The New York Times’ David Pogue has this piece today about how SlingMedia’s place-shifting SlingBox technology is now available on mobile devices, a development that “boggles” the mind.
Pogue is clearly taken with the technology, which used to be limited to laptops but now enables consumers to watch their subscription and PVR video choices anywhere they go via handhelds or cell phones.
Today is another milestone in society’s great march toward anytime, anywhere TV. Starting today, Slingbox owners can install new player software on Windows Mobile palmtops and cellphones, thereby eliminating even the laptop requirement.
Customers must first buy the SlingBox at a price of around $250. To get the SlingBox technology on a mobile device, users have to download an installer, which is free for a period of time and then will be priced at $30.
The video is accessible through “tiny tappable on-screen controls” that enable users to tune into their home TV set-ups. It’s clear, as I’ve said before, that SlingMedia’s place-shifting technology (along with other systems that accomplish similar effects) will, sooner or later, inject another radical shift into the TV business, blurring even further the lines between “local” and non-local programming and, in all probability, angering the tradtional media distributors who don’t know quite how to sue SlingMedia on copyright grounds.
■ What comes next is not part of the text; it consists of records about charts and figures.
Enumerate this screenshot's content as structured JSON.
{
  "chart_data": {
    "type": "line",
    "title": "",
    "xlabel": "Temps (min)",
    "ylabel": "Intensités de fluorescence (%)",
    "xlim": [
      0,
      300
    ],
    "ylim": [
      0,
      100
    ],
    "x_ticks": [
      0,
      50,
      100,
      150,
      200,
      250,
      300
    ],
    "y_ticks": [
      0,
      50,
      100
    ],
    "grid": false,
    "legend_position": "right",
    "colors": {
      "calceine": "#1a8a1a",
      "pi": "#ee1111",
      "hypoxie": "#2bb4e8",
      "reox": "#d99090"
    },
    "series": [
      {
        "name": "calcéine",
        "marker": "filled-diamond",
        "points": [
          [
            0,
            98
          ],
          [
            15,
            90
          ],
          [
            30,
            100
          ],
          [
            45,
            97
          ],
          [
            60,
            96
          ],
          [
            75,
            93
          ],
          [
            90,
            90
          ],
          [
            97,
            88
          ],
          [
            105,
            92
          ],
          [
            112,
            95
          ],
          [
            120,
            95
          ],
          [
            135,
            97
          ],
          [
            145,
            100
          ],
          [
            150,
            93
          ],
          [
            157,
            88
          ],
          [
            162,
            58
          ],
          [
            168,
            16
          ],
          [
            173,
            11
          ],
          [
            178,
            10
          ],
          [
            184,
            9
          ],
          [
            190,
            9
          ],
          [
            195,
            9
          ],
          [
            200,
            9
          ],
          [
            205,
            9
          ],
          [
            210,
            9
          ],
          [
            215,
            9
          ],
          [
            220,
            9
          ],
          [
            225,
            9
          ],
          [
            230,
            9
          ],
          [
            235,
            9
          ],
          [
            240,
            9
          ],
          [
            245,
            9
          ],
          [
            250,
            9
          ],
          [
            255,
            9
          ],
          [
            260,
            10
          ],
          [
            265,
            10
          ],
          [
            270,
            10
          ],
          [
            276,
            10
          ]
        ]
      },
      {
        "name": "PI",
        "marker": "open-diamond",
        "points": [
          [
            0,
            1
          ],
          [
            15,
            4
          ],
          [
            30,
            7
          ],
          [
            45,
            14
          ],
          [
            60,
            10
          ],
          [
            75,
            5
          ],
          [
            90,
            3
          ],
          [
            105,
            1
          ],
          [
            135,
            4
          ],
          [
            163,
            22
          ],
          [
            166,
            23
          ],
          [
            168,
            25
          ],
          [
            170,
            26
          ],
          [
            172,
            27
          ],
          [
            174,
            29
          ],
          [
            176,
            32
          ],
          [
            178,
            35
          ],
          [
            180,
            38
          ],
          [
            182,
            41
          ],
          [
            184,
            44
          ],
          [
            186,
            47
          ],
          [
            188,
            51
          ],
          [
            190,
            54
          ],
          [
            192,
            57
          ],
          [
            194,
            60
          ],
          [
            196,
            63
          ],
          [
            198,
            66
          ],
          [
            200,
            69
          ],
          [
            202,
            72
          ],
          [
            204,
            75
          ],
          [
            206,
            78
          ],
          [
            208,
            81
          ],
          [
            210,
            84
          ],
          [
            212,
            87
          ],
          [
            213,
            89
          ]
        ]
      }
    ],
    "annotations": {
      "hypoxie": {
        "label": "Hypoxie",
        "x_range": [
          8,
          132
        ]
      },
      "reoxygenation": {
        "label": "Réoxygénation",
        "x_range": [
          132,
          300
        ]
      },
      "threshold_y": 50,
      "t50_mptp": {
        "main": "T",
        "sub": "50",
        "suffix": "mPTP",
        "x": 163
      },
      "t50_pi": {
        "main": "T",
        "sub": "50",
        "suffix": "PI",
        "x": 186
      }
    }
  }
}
This shift only accelerates now that the SlingBox is available on mobile devices. As Pogue says
The Slingbox and its simple, satisfying new cellphone/palmtop player join those portable personal-video options. It seems clear that along with traditional TV schedules and traditional TV channels, the next victim of high-tech progress may be the traditional TV couch.
Update: The Washington Post’s Rob Pegararo has this upbeat review of the mobile SlingBox technology today. The headline says it all: “Slingbox Video Streaming Not Perfect, but Remarkable.”